A report on solar energy trade released by the Solar Energy Industries Association (SEIA) and GTM Research found that the United States had net exports of solar energy components worth $1.9 billion in 2010. According to the report, 2010 was a record year, with continued growth in U.S. solar energy productions. The results emphasize the United States’ important place in the worldwide solar production chain.

The report, titled U.S. Solar Energy Trade Assessment 2011, calculated U.S. trade in solar components and modules. U.S. firms exported $5.6 billion worth of product, including $2.5 billion in polysilicon raw materials. Over 99% of these exports were PV components, with the rest being solar heating and cooling system components.

Most U.S.-made parts went to Germany and China, while imports to the U.S. consisted mostly of PV modules, primarily assembled in China and Mexico. The assessment also noted that the U.S. was a net exporter of solar products to China by over $240 million.

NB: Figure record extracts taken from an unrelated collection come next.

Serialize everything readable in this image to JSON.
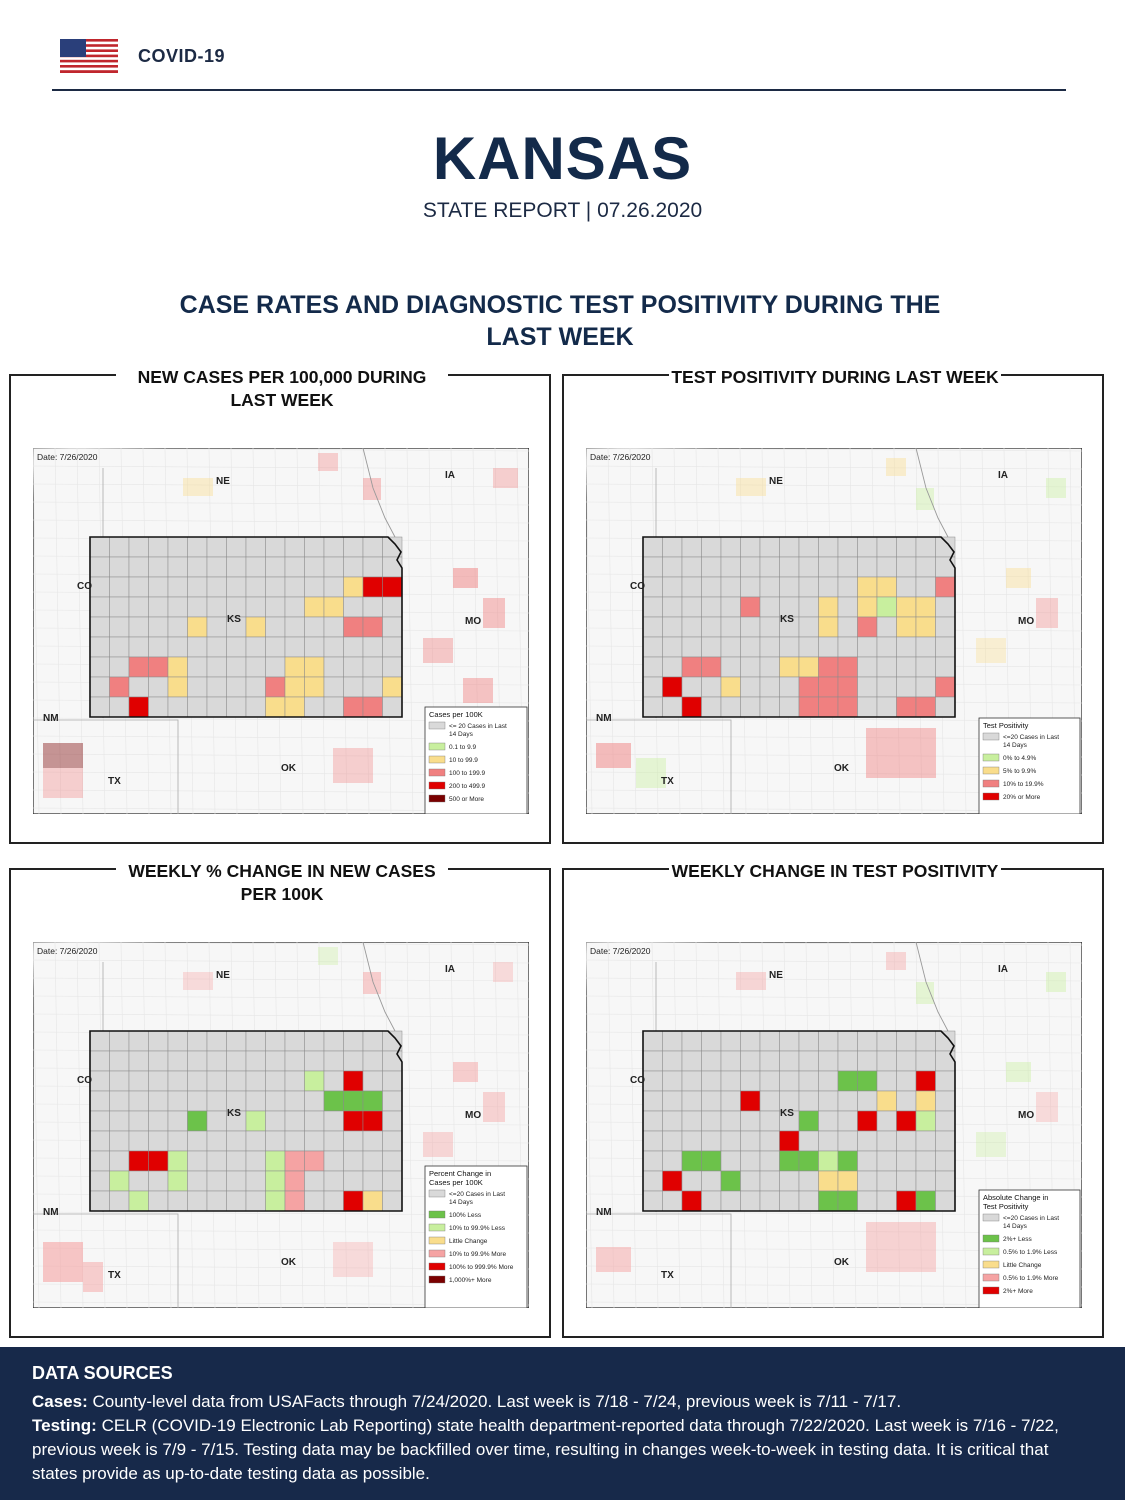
{
  "header": {
    "label": "COVID-19"
  },
  "report": {
    "state": "KANSAS",
    "subtitle": "STATE REPORT | 07.26.2020"
  },
  "section_title": "CASE RATES AND DIAGNOSTIC TEST POSITIVITY DURING THE LAST WEEK",
  "panels": [
    {
      "title": "NEW CASES PER 100,000 DURING LAST WEEK",
      "date": "Date: 7/26/2020",
      "legend_title": "Cases per 100K",
      "legend": [
        {
          "label": "<= 20 Cases in Last 14 Days",
          "color": "#d9d9d9"
        },
        {
          "label": "0.1 to 9.9",
          "color": "#c8ef9e"
        },
        {
          "label": "10 to 99.9",
          "color": "#f9dd8c"
        },
        {
          "label": "100 to 199.9",
          "color": "#f08080"
        },
        {
          "label": "200 to 499.9",
          "color": "#e00000"
        },
        {
          "label": "500 or More",
          "color": "#7a0000"
        }
      ]
    },
    {
      "title": "TEST POSITIVITY DURING LAST WEEK",
      "date": "Date: 7/26/2020",
      "legend_title": "Test Positivity",
      "legend": [
        {
          "label": "<=20 Cases in Last 14 Days",
          "color": "#d9d9d9"
        },
        {
          "label": "0% to 4.9%",
          "color": "#c8ef9e"
        },
        {
          "label": "5% to 9.9%",
          "color": "#f9dd8c"
        },
        {
          "label": "10% to 19.9%",
          "color": "#f08080"
        },
        {
          "label": "20% or More",
          "color": "#e00000"
        }
      ]
    },
    {
      "title": "WEEKLY % CHANGE IN NEW CASES PER 100K",
      "date": "Date: 7/26/2020",
      "legend_title": "Percent Change in Cases per 100K",
      "legend": [
        {
          "label": "<=20 Cases in Last 14 Days",
          "color": "#d9d9d9"
        },
        {
          "label": "100% Less",
          "color": "#6cc24a"
        },
        {
          "label": "10% to 99.9% Less",
          "color": "#c8ef9e"
        },
        {
          "label": "Little Change",
          "color": "#f9dd8c"
        },
        {
          "label": "10% to 99.9% More",
          "color": "#f5a3a3"
        },
        {
          "label": "100% to 999.9% More",
          "color": "#e00000"
        },
        {
          "label": "1,000%+ More",
          "color": "#7a0000"
        }
      ]
    },
    {
      "title": "WEEKLY CHANGE IN TEST POSITIVITY",
      "date": "Date: 7/26/2020",
      "legend_title": "Absolute Change in Test Positivity",
      "legend": [
        {
          "label": "<=20 Cases in Last 14 Days",
          "color": "#d9d9d9"
        },
        {
          "label": "2%+ Less",
          "color": "#6cc24a"
        },
        {
          "label": "0.5% to 1.9% Less",
          "color": "#c8ef9e"
        },
        {
          "label": "Little Change",
          "color": "#f9dd8c"
        },
        {
          "label": "0.5% to 1.9% More",
          "color": "#f5a3a3"
        },
        {
          "label": "2%+ More",
          "color": "#e00000"
        }
      ]
    }
  ],
  "map_labels": {
    "ne": "NE",
    "ia": "IA",
    "co": "CO",
    "ks": "KS",
    "mo": "MO",
    "nm": "NM",
    "tx": "TX",
    "ok": "OK"
  },
  "data_sources": {
    "heading": "DATA SOURCES",
    "cases_label": "Cases:",
    "cases_text": " County-level data from USAFacts through 7/24/2020. Last week is 7/18 - 7/24, previous week is 7/11 - 7/17.",
    "testing_label": "Testing:",
    "testing_text": " CELR (COVID-19 Electronic Lab Reporting) state health department-reported data through 7/22/2020. Last week is 7/16 - 7/22, previous week is 7/9 - 7/15. Testing data may be backfilled over time, resulting in changes week-to-week in testing data. It is critical that states provide as up-to-date testing data as possible."
  }
}
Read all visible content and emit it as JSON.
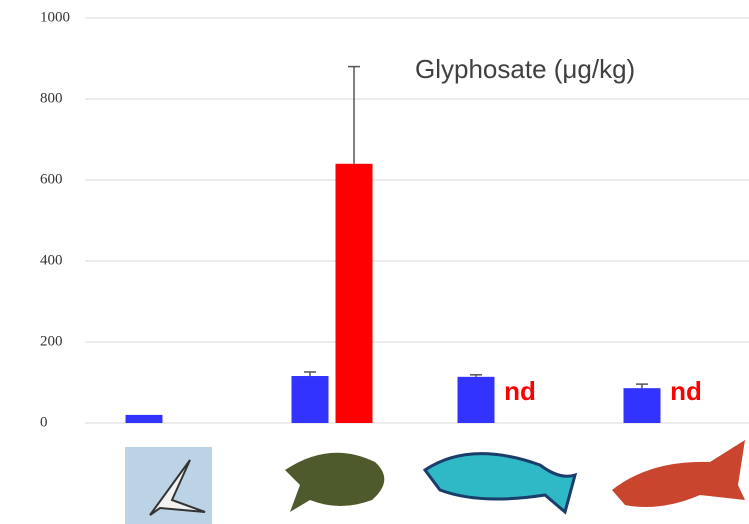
{
  "chart_data": {
    "type": "bar",
    "title": "Glyphosate (μg/kg)",
    "categories": [
      null,
      null,
      null,
      null
    ],
    "series": [
      {
        "color": "#3333ff",
        "values": [
          20,
          116,
          114,
          86
        ],
        "errors": [
          null,
          10,
          5,
          10
        ]
      },
      {
        "color": "#ff0000",
        "values": [
          null,
          640,
          null,
          null
        ],
        "errors": [
          null,
          240,
          null,
          null
        ],
        "value_labels": [
          null,
          null,
          "nd",
          "nd"
        ]
      }
    ],
    "ylim": [
      0,
      1000
    ],
    "yticks": [
      0,
      200,
      400,
      600,
      800,
      1000
    ],
    "grid": true
  }
}
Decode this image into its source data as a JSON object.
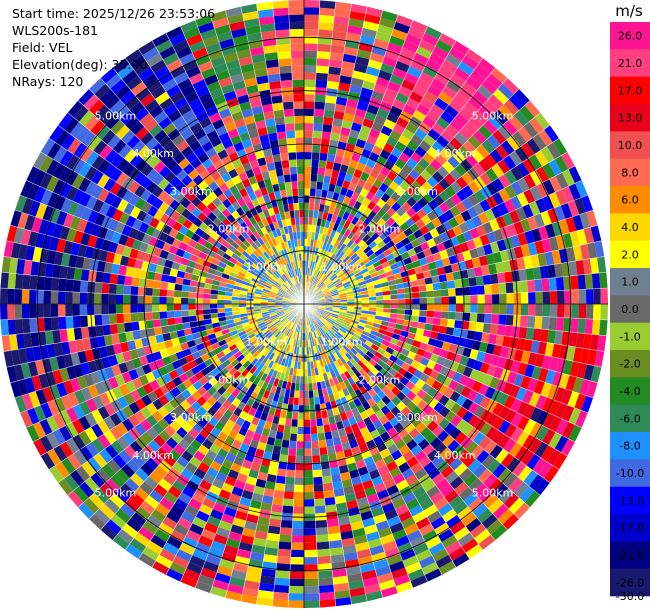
{
  "info": {
    "start_time": "Start time: 2025/12/26 23:53:06",
    "instrument": "WLS200s-181",
    "field": "Field: VEL",
    "elevation": "Elevation(deg): 35.00",
    "nrays": "NRays: 120"
  },
  "chart_data": {
    "type": "heatmap",
    "projection": "polar",
    "field": "VEL",
    "units": "m/s",
    "n_rays": 120,
    "max_range_km": 5.7,
    "range_rings_km": [
      1,
      2,
      3,
      4,
      5
    ],
    "ring_labels": [
      "1.00km",
      "2.00km",
      "3.00km",
      "4.00km",
      "5.00km"
    ],
    "grid": true,
    "colorbar": {
      "title": "m/s",
      "location": "right",
      "ticks": [
        "26.0",
        "21.0",
        "17.0",
        "13.0",
        "10.0",
        "8.0",
        "6.0",
        "4.0",
        "2.0",
        "1.0",
        "0.0",
        "-1.0",
        "-2.0",
        "-4.0",
        "-6.0",
        "-8.0",
        "-10.0",
        "-13.0",
        "-17.0",
        "-21.0",
        "-26.0",
        "-30.0"
      ],
      "colors": [
        "#ff1493",
        "#ff3f7f",
        "#ff0000",
        "#e8001a",
        "#f05050",
        "#ff6a50",
        "#ff8c00",
        "#ffd700",
        "#ffff00",
        "#708090",
        "#696969",
        "#9acd32",
        "#6b8e23",
        "#228b22",
        "#2e8b57",
        "#1e90ff",
        "#4169e1",
        "#0000ff",
        "#0000cd",
        "#000080",
        "#191970"
      ]
    }
  }
}
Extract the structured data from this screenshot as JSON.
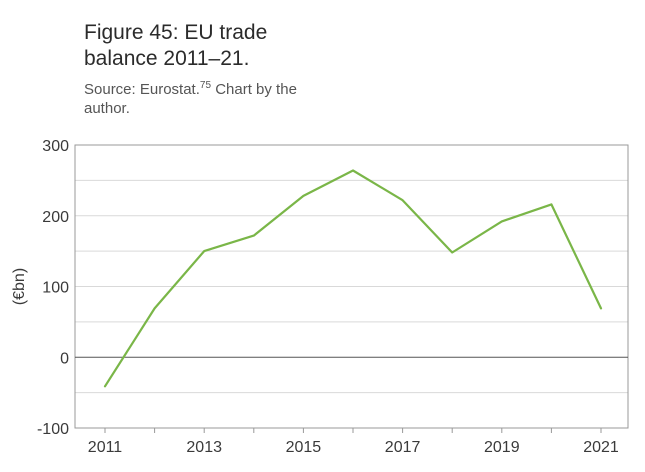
{
  "figure": {
    "title": "Figure 45: EU trade balance 2011–21.",
    "source_prefix": "Source: Eurostat.",
    "source_note": "75",
    "source_suffix": " Chart by the author."
  },
  "chart_data": {
    "type": "line",
    "title": "Figure 45: EU trade balance 2011–21.",
    "subtitle": "Source: Eurostat.75 Chart by the author.",
    "xlabel": "",
    "ylabel": "(€bn)",
    "x": [
      2011,
      2012,
      2013,
      2014,
      2015,
      2016,
      2017,
      2018,
      2019,
      2020,
      2021
    ],
    "series": [
      {
        "values": [
          -41,
          69,
          150,
          172,
          228,
          264,
          222,
          148,
          192,
          216,
          69
        ]
      }
    ],
    "xticks": [
      2011,
      2013,
      2015,
      2017,
      2019,
      2021
    ],
    "yticks": [
      -100,
      0,
      100,
      200,
      300
    ],
    "xlim": [
      2011,
      2021
    ],
    "ylim": [
      -100,
      300
    ],
    "grid": "horizontal",
    "legend": "none",
    "colors": {
      "line": "#7ab648",
      "grid": "#d9d9d9",
      "zero_line": "#555555",
      "frame": "#999999"
    }
  }
}
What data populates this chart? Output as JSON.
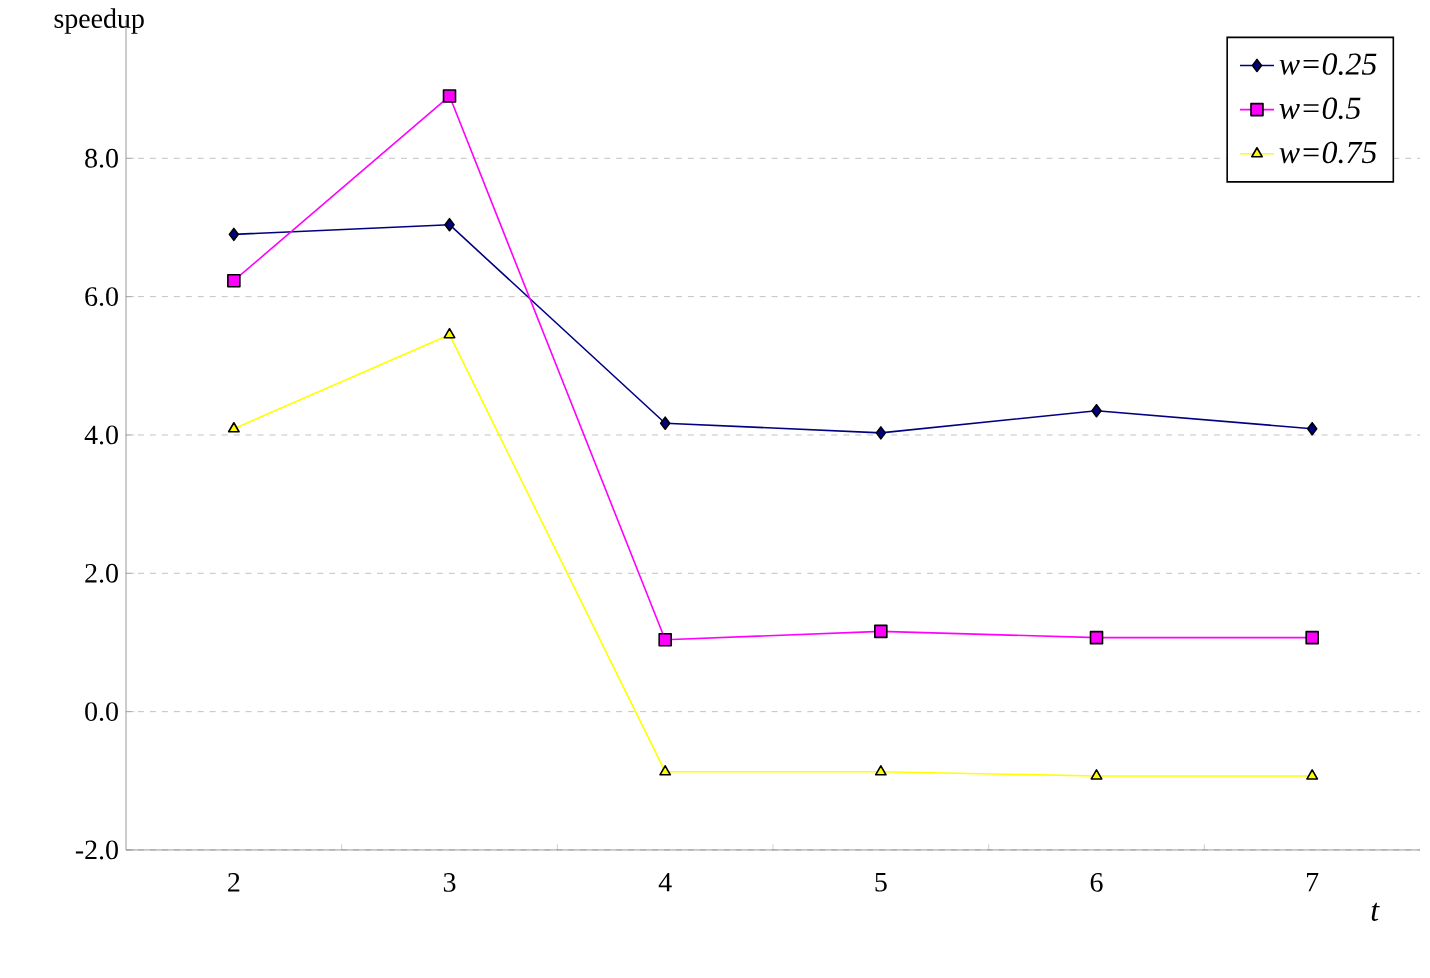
{
  "chart_data": {
    "type": "line",
    "xlabel": "t",
    "ylabel": "speedup",
    "categories": [
      "2",
      "3",
      "4",
      "5",
      "6",
      "7"
    ],
    "series": [
      {
        "name": "w=0.25",
        "color": "#000080",
        "marker": "diamond",
        "values": [
          6.9,
          7.04,
          4.17,
          4.03,
          4.35,
          4.09
        ]
      },
      {
        "name": "w=0.5",
        "color": "#ff00ff",
        "marker": "square",
        "values": [
          6.23,
          8.9,
          1.04,
          1.16,
          1.07,
          1.07
        ]
      },
      {
        "name": "w=0.75",
        "color": "#ffff00",
        "marker": "triangle",
        "values": [
          4.09,
          5.45,
          -0.87,
          -0.87,
          -0.93,
          -0.93
        ]
      }
    ],
    "ylim": [
      -2,
      10
    ],
    "yticks": [
      {
        "value": -2,
        "label": "-2.0"
      },
      {
        "value": 0,
        "label": "0.0"
      },
      {
        "value": 2,
        "label": "2.0"
      },
      {
        "value": 4,
        "label": "4.0"
      },
      {
        "value": 6,
        "label": "6.0"
      },
      {
        "value": 8,
        "label": "8.0"
      }
    ],
    "grid": "y",
    "line_style": "solid",
    "legend": "top right"
  }
}
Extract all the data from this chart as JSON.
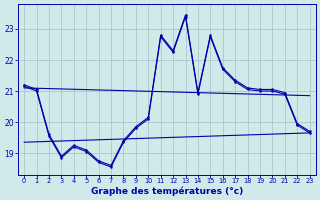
{
  "bg_color": "#d0eaea",
  "grid_color": "#a0c8c8",
  "line_color": "#0000aa",
  "xlabel": "Graphe des températures (°c)",
  "xticks": [
    0,
    1,
    2,
    3,
    4,
    5,
    6,
    7,
    8,
    9,
    10,
    11,
    12,
    13,
    14,
    15,
    16,
    17,
    18,
    19,
    20,
    21,
    22,
    23
  ],
  "yticks": [
    19,
    20,
    21,
    22,
    23
  ],
  "xlim": [
    -0.5,
    23.5
  ],
  "ylim": [
    18.3,
    23.8
  ],
  "line1": {
    "x": [
      0,
      1,
      2,
      3,
      4,
      5,
      6,
      7,
      8,
      9,
      10,
      11,
      12,
      13,
      14,
      15,
      16,
      17,
      18,
      19,
      20,
      21,
      22,
      23
    ],
    "y": [
      21.2,
      21.05,
      19.6,
      18.9,
      19.25,
      19.1,
      18.75,
      18.6,
      19.4,
      19.85,
      20.15,
      22.8,
      22.3,
      23.45,
      20.95,
      22.8,
      21.75,
      21.35,
      21.1,
      21.05,
      21.05,
      20.95,
      19.95,
      19.7
    ]
  },
  "line2": {
    "x": [
      0,
      1,
      2,
      3,
      4,
      5,
      6,
      7,
      8,
      9,
      10,
      11,
      12,
      13,
      14,
      15,
      16,
      17,
      18,
      19,
      20,
      21,
      22,
      23
    ],
    "y": [
      21.15,
      21.0,
      19.55,
      18.85,
      19.2,
      19.05,
      18.7,
      18.55,
      19.35,
      19.8,
      20.1,
      22.75,
      22.25,
      23.4,
      20.9,
      22.75,
      21.7,
      21.3,
      21.05,
      21.0,
      21.0,
      20.9,
      19.9,
      19.65
    ]
  },
  "line3_upper_diag": {
    "x": [
      0,
      23
    ],
    "y": [
      21.1,
      20.85
    ]
  },
  "line4_lower_diag": {
    "x": [
      0,
      23
    ],
    "y": [
      19.35,
      19.65
    ]
  }
}
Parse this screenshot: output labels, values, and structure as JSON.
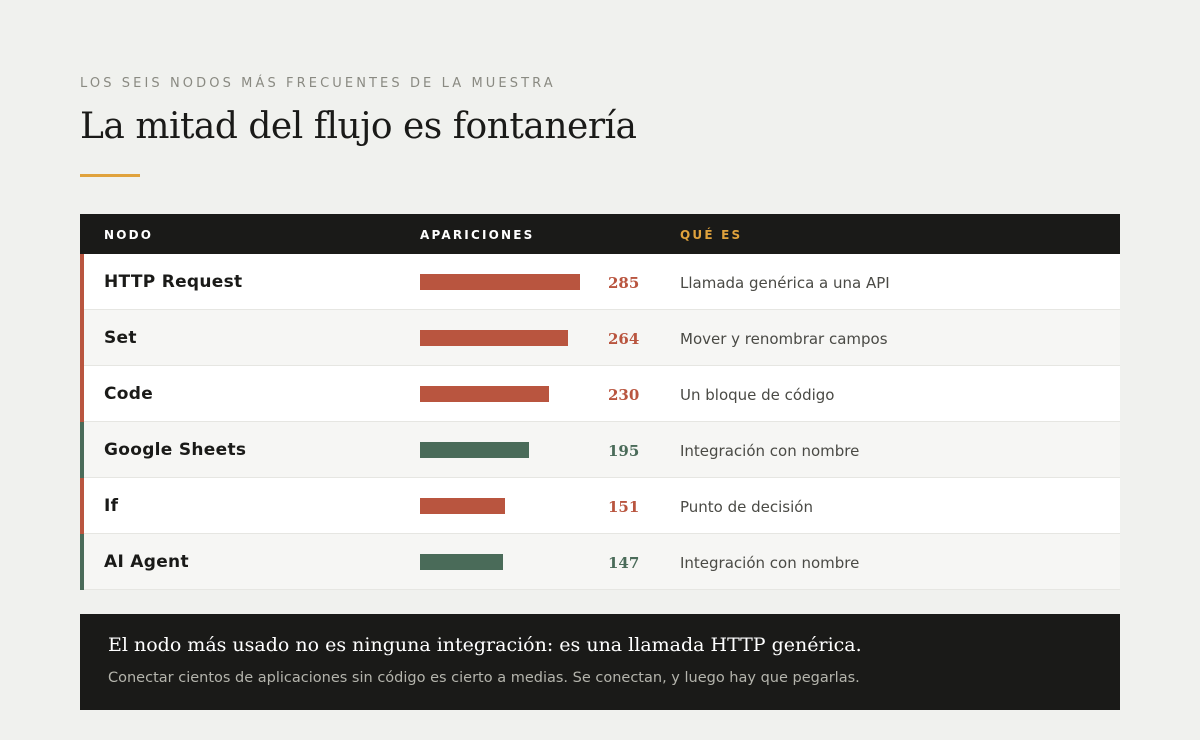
{
  "header": {
    "eyebrow": "LOS SEIS NODOS MÁS FRECUENTES DE LA MUESTRA",
    "title": "La mitad del flujo es fontanería"
  },
  "table": {
    "columns": {
      "node": "NODO",
      "count": "APARICIONES",
      "what": "QUÉ ES"
    }
  },
  "chart_data": {
    "type": "bar",
    "orientation": "horizontal",
    "title": "La mitad del flujo es fontanería",
    "max_reference": 285,
    "rows": [
      {
        "node": "HTTP Request",
        "count": 285,
        "description": "Llamada genérica a una API",
        "category": "plumbing"
      },
      {
        "node": "Set",
        "count": 264,
        "description": "Mover y renombrar campos",
        "category": "plumbing"
      },
      {
        "node": "Code",
        "count": 230,
        "description": "Un bloque de código",
        "category": "plumbing"
      },
      {
        "node": "Google Sheets",
        "count": 195,
        "description": "Integración con nombre",
        "category": "integration"
      },
      {
        "node": "If",
        "count": 151,
        "description": "Punto de decisión",
        "category": "plumbing"
      },
      {
        "node": "AI Agent",
        "count": 147,
        "description": "Integración con nombre",
        "category": "integration"
      }
    ]
  },
  "colors": {
    "plumbing": "#b9553f",
    "integration": "#4a6b59",
    "accent": "#e0a23c",
    "dark": "#1a1a18"
  },
  "callout": {
    "main": "El nodo más usado no es ninguna integración: es una llamada HTTP genérica.",
    "sub": "Conectar cientos de aplicaciones sin código es cierto a medias. Se conectan, y luego hay que pegarlas."
  }
}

Rhone Resch, president and CEO of SEIA, pointed out the solar industry’s stellar performance compared to other flailing sectors in the U.S. “As the global solar industry continues to grow and evolve, the U.S. is seen more and more as a leading market – both in installations and in exports. Solar is a showcase industry of U.S. ingenuity,” he said.

Resch had a message for policymakers, too. “[To] maintain our competitive advantage, we need innovative, proactive solutions from policymakers to match the investments being provided overseas to grow robust solar supply chains. Doing so will result in new jobs and opportunities for communities that have seen their factories close up shop in recent years,” he said.